Бенцион, точно не слыша ее, попросил огонька прикурить, и толстуха поднесла ему зажженную спичку. От глубокой и долгой затяжки Бенцион опьянел. Марта завела его в боковую комнату, откуда вынесла только что капоту, и сказала:

— Ладно, миленький мой, читай здесь, читай сколько душе твоей будет угодно, а проголодаешься — скажешь. Ты ведь знаешь, что ты парень миленький, знаешь, да? Моло-оденький такой, м-и-ленький…

Бенцион и не слушал, какой вздор она там несет, он был уже в другом мире, а глаза не видели ничего, кроме зыбких колец синеватого дыма, которые он выпускал по привычке, а обнаружив, что папироса кончается, взял другую и от первой ее прикурил. Он сидел теперь на полу, между шкафом и большой кроватью Марты, на которой, топорщась, топырясь, высилась гора подушек. Он сидел на полу и порывисто перелистывал «Хижину дяди Тома», все никак еще не находя страницу, на которой вчера ксендз так неожиданно и так дико прервал его. Наконец отыскал и начал читать.

Опять вошла Марта, Бенцион поднял голову и спросил:

— А вы читали, про что в этой книжке?

— Да на кой мне оно! — отмахнулась толстуха. — Давай-ка ты лучше поскорее отсюда, сейчас он вернется. Хочешь — завтра приходи, начитаешься вдоволь и напустишь мне здесь полную комнату дыма.

Бенцион поднялся и попросил несколько папиросок с собой.

— А еще другого чего не хочешь? — странно улыбаясь, спросила Марта, ушла в комнату ксендза и вернулась с двумя папиросками. Подавая их, погладила его по руке и сказала:

— Ты хоть и еврей, а мне понравился. Миленький ты. Ты приходи завтра, пораньше с утра, как сегодня пришел.

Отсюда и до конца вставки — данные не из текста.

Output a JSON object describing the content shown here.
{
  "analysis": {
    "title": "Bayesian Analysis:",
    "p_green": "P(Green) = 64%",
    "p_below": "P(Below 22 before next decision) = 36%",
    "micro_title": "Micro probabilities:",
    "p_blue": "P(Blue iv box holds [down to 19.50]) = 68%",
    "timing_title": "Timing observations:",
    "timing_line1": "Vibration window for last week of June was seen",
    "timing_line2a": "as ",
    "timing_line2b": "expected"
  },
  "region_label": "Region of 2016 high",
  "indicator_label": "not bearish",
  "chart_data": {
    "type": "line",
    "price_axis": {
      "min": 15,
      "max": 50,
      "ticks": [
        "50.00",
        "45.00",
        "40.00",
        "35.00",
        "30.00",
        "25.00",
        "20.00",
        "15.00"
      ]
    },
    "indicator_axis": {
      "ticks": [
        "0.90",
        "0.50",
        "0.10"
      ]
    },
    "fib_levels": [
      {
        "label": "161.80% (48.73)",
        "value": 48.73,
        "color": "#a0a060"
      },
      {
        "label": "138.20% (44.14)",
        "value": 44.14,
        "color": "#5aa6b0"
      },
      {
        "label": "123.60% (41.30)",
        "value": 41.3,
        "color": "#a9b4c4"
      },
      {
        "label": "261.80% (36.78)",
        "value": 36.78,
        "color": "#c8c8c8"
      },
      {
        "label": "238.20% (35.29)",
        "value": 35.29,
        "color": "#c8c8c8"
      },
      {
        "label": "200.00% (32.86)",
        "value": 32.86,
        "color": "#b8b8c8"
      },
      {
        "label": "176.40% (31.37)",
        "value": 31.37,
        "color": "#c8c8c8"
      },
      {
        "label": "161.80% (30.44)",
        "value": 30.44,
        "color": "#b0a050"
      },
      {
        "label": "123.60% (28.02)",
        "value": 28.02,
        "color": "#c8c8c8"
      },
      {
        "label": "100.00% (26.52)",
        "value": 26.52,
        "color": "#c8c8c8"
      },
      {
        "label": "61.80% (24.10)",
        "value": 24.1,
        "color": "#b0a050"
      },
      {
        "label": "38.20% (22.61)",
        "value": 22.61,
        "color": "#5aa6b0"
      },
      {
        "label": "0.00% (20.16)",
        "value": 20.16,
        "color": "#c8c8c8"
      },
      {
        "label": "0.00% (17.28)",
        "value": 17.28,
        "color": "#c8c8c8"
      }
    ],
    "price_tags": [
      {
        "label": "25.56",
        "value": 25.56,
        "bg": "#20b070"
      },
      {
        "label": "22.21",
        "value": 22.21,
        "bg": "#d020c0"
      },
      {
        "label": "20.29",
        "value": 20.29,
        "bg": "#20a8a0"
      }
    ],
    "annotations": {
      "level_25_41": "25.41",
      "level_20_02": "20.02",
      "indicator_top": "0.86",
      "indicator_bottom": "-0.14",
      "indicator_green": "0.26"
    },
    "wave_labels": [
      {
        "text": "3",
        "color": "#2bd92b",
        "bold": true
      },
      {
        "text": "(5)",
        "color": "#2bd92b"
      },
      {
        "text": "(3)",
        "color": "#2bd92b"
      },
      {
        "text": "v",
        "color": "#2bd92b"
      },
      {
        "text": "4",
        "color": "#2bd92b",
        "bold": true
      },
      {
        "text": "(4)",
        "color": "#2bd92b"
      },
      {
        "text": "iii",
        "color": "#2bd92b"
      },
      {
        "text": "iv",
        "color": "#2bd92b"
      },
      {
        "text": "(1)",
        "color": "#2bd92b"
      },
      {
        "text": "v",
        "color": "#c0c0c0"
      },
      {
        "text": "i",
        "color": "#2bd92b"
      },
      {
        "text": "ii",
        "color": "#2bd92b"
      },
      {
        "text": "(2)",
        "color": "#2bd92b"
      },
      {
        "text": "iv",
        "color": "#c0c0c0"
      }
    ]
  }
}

Утром, не дойдя еще до двора ксендза, Бенцион почуял запах съестного, идущий из дома, это Марта готовила там что-то вкусное. Он зашагал быстрее, а едва увидев ее в дверях и даже не поздоровавшись, со слезами в голосе попросил:

— Папироску…

Марта отвела его прямо на кухню, приказала сесть за стол и молча поставила перед ним полную тарелку горячих щей под клубящимся нежным парком.

— Ешь, — велела она и сунула ему в руку Ложку.

— Покурить бы… — он просительно на нее глянул снизу вверх.

— Ешь-ешь, — повторила она, — твой табак от тебя не уйдет.

Она смотрела на него заплывшими глазками, ей нравилось, с какой жадностью он ест то, что она сварила.

— А ты, может, уже и женатый? — вдруг спросила она.

Бенцион поднял глаза и покачал головой: нет.

Марта улыбалась теперь непонятной улыбкой, и глаза у нее на лице совсем утонули, пропали. Потом она пошла принесла папироску и положила ему на стол.

— Вот тебе вместо сладкого, — как-то нежно сказала она, стоя у него за спиной, за спинкою стула. И вдруг перегнулась и смачно поцеловала его в щеку.

— Ты мне нравишься, миленький мой.

Бенцион ощутил у себя на лице ее теплые руки, ее дыхание, и все это вместе: капустные щи, папироса с белой дорогой гильзой, женская нежность толстухи — подожгло ему кровь. Вдруг захотелось петь. Он опустил ложку в щи, но, подумав, вынул обратно. Обстановка показалась неподходящей: как-то вроде не подобает здесь петь еврейские песни. Он усмехнулся, поднял взгляд к этой толстой женщине, которая стояла, гладила его по щекам и перебирала его с шелковым отблеском волосы. Желание петь распирало его, и, скоренько опустошив тарелку, он вскочил на ноги, закурил ожидавшую его на столе папиросу и с радостью в голосе весело заорал:

Так и шьет, шьет портняжка Не спеша, понемножку. Всю неделю шьет да шьет, А суббота как придет — У портняжки дырка с трешкой.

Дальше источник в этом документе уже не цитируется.